Dai Giochi al campionato: le ragazze del volley e quel «muro» diventato un ponte
Cinque angoli del Beck dai Giochi: la finale del tennis, le ragazze del volley, il ritiro della Carini, la Spagna del calcio, la Battocletti, la pallanuoto rapinata.

In attesa del campionato, Bercy beaucoup ai Giochi. Dalla tonsillite di Jannik Sinner alle lacrime di Gimbo Tamberi.
1. Se mi chiedete una cartolina universale, non sarà la Senna brodosa, e neppure l’irruzione hollywoodiana di Tom Cruise. E’ la finale del tennis, tra Novak Djokovic e Carlos Alcaraz: 37 anni il serbo, 21 lo spagnolo. Oltre che un incontro, uno scontro generazionale. Passato, presente e futuro recitati, frullati e distribuiti al ritmo di Guerre stellari: 7-6, 7-6 per Djokovic. Dal «Noli me tangere» di Gesù a Maria Maddalena al «Nole me tangere» di Claudio Lotito all’eroe del Roland Garros.
2. Se invocate, viceversa, un amarcord italico, le ultime, come non sempre succede, sono state le prime. Le ragazze del volley campionesse olimpiche, traduzione di «la storia sono loro». All’ora della pennica domenicale hanno sbranato le «State Unite». Appassionato di molto ed esperto di nulla, mi inchino a Julio Velasco, un tecnico al quale devo una della massime che più mi hanno commosso ed entusiasmato («Charlie Brown dice a Snoopy: “Un giorno moriremo tutti”. E Snoopy gli risponde: “Sì, ma tutti gli altri giorni no”»). A Paola Egonu, a Myriam Sylla, a Ekaterina Antropova, a Sarah Fahr, a tutta l’Italia meticcia e di radici mobili che hanno fatto del «muro» un ponte verso la vita (e non una fuga da essa). Vannacci, tiè.
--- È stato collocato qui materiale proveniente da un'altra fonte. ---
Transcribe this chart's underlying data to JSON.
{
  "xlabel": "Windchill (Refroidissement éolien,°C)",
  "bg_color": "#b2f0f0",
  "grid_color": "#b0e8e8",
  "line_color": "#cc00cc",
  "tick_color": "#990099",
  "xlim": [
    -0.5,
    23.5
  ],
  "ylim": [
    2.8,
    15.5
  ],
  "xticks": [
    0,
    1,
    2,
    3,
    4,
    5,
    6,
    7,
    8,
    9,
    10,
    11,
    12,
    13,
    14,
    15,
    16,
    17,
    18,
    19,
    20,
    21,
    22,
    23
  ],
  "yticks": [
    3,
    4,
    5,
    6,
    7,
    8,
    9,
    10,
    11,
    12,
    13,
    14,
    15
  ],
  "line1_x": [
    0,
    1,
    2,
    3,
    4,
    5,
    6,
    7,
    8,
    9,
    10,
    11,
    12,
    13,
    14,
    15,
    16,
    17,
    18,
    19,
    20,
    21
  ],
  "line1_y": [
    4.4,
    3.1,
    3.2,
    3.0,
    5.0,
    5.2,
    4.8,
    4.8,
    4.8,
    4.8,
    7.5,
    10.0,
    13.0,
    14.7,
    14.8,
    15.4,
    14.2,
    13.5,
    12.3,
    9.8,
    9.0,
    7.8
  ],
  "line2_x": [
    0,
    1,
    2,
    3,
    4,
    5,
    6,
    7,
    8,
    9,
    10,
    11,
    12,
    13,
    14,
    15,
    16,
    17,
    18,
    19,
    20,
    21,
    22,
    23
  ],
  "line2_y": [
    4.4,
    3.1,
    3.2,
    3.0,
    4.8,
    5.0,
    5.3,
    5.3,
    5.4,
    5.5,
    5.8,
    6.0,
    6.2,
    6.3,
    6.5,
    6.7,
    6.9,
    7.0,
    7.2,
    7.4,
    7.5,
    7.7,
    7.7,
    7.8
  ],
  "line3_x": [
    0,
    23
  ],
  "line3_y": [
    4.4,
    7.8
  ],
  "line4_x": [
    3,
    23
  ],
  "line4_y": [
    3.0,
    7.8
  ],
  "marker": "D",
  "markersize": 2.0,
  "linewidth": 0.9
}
3. Chi si ritira, ha sempre torto. Per questo, zero ad Angela Carini che, dopo aver incassato un pugno di Imane Khelif, ha deciso di abbandonare. Che l’eccesso di testosterone abbia spinto la Federazione internazionale di Pugilato a bocciare l’algerina e il Cio a promuoverla, è contraddizione palese e grottesca. Sto con Khelif e con Francesco Damiani, argento a Los Angeles ‘84 tra i supermassimi, campione del mondo nel 1989 ed ex ct azzurro: «Pessima figura. Non so che cosa le sia scattato, ma non puoi salire sul ring e abbandonare al primo cazzotto. E dire: “Mi ha fatto malissimo”. E quando mai i pugni in faccia sono carezze?».
4. Che barba, la Spagna del calcio. Nell’ordine: la Champions con il Real di Carlo Ancelotti, poi l’Europeo con Luis de la Fuente, quindi l’Europeo under 19 con José Lana e, last but not least, l’oro olimpico con Santi Denia. Ecco: se escludiamo Carletto, non risultano né risaltano tecnici che abbiano creato o inventato qualcuno, qualcosa. Se mai, plasmato. E occhio ad Adrian Bernabé, 23 anni, mezzala del Parma e della «Roja»: ne scrissi proprio qui, su «Sport del Sud» in epoca non sospetta.
4. Nadia Battocletti, quarta e di legno nei 5000, seconda e d’argento nei 10000. Straordinaria. Riguardatevi i finali. Non l’arrivo. Gli ultimi duecento metri. E’ l’unica ombra bianca in un grappolo di sagome scure. La risposta alle differenze, il marameo ai luoghi comuni, il mondo che insegue il terzo mondo, e una trentina di madre marocchina, lontana dai raduni federali, che salva l’onore a un Paese accartocciato su domande tipo «siete sicuri che Larissa Iapichino sia italiana?».
5. La protesta della pallanuoto rapinata. Spalle agli arbitri. Troppo viscerale, al netto dell’enormità del sopruso, per non rimettere in gioco gli «aguzzini». Respinto il ricorso, altro non resta che accettare: la qual cosa non significa piegarsi. Mica hanno rigiocato Inghilterra-Germania Ovest del 1966 per il gol fantasma di Geoff Hurst o Argentina-Inghilterra del 1986 per la mano (de Dios) di Diego Armando Maradona. Per tacere della finale del torneo dei basket del ‘72 a Monaco, Urss-Usa 51-50, nonostante Aleksandr Belov avesse realizzato il fatal canestro nei tre secondi imposti da William Jones, il Blatter della Fiba. Com’era il motto del barone De Coubertin? L’importante è partecipare. E cosa cantavano The Rokes? «Bisogna saper perdere». Buone, queste.